Instagram is powerless to respond. As above, the exact features that make Instagram a good social app prevent it from becoming a good entertainment app. The more they push "entertainment", e.g. through Reels, the more they hurt their "social" product. It's a catch-22.

This issue is at the heart of the Great Unbundling of Consumer-Social. And it is why TikTok will keep winning.

But it could get even worse for Instagram.

Intimate Media in 2022: Unbundling "Social"

So we’ve covered TikTok, which unbundled “entertainment” from Instagram’s bundle. What might an app that unbundled “social” from Instagram look like? It could have some of the following features:

  • No creators in the core experience

  • Supercharged social interactions by gamification

  • One-to-one feel

  • Updates on where your friends are in the world

  • Rich messaging features

Ringing any bells?

These are exactly the product elements that BeReal (one-off daily tit-for-tat photos), Sendit (social games), Feels (interactive dating, our portfolio company), NGL (anonymous Q&A), Discord (supercharged group chats), Zenly (social maps), and to some extent, Snapchat (visual disappearing messaging), have created.
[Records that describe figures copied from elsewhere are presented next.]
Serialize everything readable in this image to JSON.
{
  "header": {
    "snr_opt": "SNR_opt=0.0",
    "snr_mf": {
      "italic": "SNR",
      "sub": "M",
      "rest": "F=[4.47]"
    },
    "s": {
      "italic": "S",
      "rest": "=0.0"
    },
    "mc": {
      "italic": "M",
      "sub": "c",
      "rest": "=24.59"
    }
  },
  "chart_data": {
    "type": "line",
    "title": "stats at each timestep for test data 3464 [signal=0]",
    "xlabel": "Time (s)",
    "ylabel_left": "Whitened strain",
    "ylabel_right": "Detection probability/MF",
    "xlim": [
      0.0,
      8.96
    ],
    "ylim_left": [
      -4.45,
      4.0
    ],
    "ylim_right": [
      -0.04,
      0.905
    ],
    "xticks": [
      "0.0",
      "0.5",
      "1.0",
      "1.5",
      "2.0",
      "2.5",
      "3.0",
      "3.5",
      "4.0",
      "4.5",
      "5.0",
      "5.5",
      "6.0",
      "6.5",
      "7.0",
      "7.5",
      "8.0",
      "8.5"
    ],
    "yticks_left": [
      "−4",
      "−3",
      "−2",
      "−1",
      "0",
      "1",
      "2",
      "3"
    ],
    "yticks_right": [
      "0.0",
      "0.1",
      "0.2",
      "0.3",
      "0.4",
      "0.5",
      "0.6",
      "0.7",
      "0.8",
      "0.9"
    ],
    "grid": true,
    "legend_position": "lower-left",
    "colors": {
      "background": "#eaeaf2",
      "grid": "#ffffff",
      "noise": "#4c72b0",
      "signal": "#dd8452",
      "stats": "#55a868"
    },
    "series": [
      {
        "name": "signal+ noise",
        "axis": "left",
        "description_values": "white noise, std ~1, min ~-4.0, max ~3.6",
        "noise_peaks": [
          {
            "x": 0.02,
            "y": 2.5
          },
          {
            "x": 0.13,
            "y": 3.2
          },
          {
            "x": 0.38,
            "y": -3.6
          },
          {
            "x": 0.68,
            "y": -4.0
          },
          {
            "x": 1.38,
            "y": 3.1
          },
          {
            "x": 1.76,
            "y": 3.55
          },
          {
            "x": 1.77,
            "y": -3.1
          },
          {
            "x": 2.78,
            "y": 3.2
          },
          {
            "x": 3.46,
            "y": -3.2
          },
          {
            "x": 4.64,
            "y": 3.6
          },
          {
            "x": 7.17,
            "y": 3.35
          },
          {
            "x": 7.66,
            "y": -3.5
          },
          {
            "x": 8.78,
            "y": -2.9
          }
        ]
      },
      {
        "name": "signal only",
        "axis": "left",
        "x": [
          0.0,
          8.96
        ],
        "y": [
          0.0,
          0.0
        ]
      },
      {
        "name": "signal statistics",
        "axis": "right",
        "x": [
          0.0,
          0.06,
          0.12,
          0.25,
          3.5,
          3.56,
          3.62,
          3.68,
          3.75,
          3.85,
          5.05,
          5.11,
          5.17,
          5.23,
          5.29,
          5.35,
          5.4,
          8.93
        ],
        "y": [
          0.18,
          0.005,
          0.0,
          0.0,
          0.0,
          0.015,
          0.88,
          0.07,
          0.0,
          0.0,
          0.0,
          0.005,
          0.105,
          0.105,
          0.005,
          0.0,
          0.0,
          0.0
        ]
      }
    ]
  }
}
Because of their truly-social focus, we can call these apps “intimate media”.

Take BeReal as an example: the app is minimalistic, and does not feel designed to “entertain”. By encouraging users to take one photo per day to share with their friends, it allows people to keep up-to-date with their loved ones, while sharing their updates in a low-effort way.

This is working so far, with global MAUs reaching above 5 million per SensorTower:

BeReal MAUs since launch (includes iOS + Android). SensorTower data

Feels, Discord, Sendit, Zenly, NGL and others have similar social-first attributes.

So although BeReal and other equivalents remain in early innings, I believe that there is a generational opportunity to unseat Instagram (possibly with several apps to start, instead of one monopoly).

Why now? Because with unbundling: when it rains, it pours. Now that TikTok has taken leadership of “entertainment”, Instagram’s bundled offering becomes even less compelling, and competitors focusing purely on “social” have a unique opportunity to grow share.

As Creator Economy thought leader Hugo Amsellem puts it: we are in a “Loneliness Economy”, and these social apps can fill this gap.

This will be a key investment theme for us at Creator Ventures.


We began the description of unbundling with Ben Thompson’s (Stratechery) piece from 2017 predicting the unbundling of cable, and therefore its slow decline. Five years later in May 2022 he revisited this prediction (“Cable’s Last Laugh”). The conclusion was quite different; that people had written off cable too early, it is “stronger than ever and poised for growth”.